Q. Relative costs and benefits?
Option 1- Factoring
Reduction in receivables days = 15 days
Reduction in receivables =15/365* £20m
= £821916
Option 2 - The discount
With year-end receivables at £4.5m the receivables collection period was
£4.5m/£20m × 365 = 82 days
The scheme of discounts would change this as follows
10 days for 20% of customers
20 days for 30% of customers
82 days for 50% of customers
Average receivables days becomes
(20% * 10) + (30% * 20) + (50% * 82) = 49 days
The cost of the discount would be:
(3% * 20% * $20m) + (1.5% * 30% * £20m) = (£210000)

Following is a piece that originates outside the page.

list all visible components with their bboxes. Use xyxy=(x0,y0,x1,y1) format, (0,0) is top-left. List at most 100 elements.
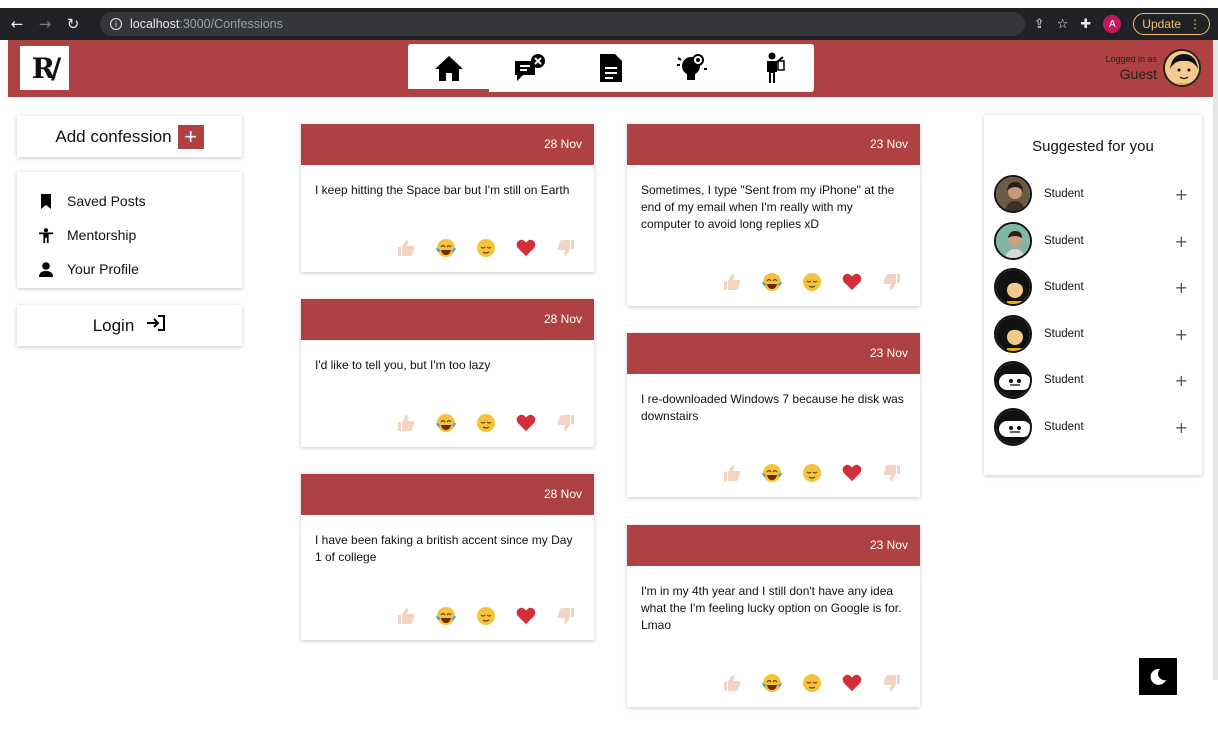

Consequently average receivables would reduce from the present $4.5rri to 49 × (£20m-£0.21m)/365 = £2656740
The interest saving would be 13% × £4.5m - £2.657m) = £239590
The net advantage to profit before tax would be
(£239590 - £210000) = £29590
The figures involve that submission settlement discounts is somewhat the more attractive but this result relies on the predicted proportions of customers in fact taking up the discount and paying on time. It as well abandons the possibility that some customers will insist on taking the discount without bringing forward their payments. Marton would have to consider a suitable response to this problem.
In contrast the assessment of the value of using the factor depends on the factor lowering Marton's receivables days. If the factor remains these benefits for itself rather than passing them on to Marton, this will elevate the cost of the factoring option. Additionally it isn't clear what benefit the insurance premium gives Marton.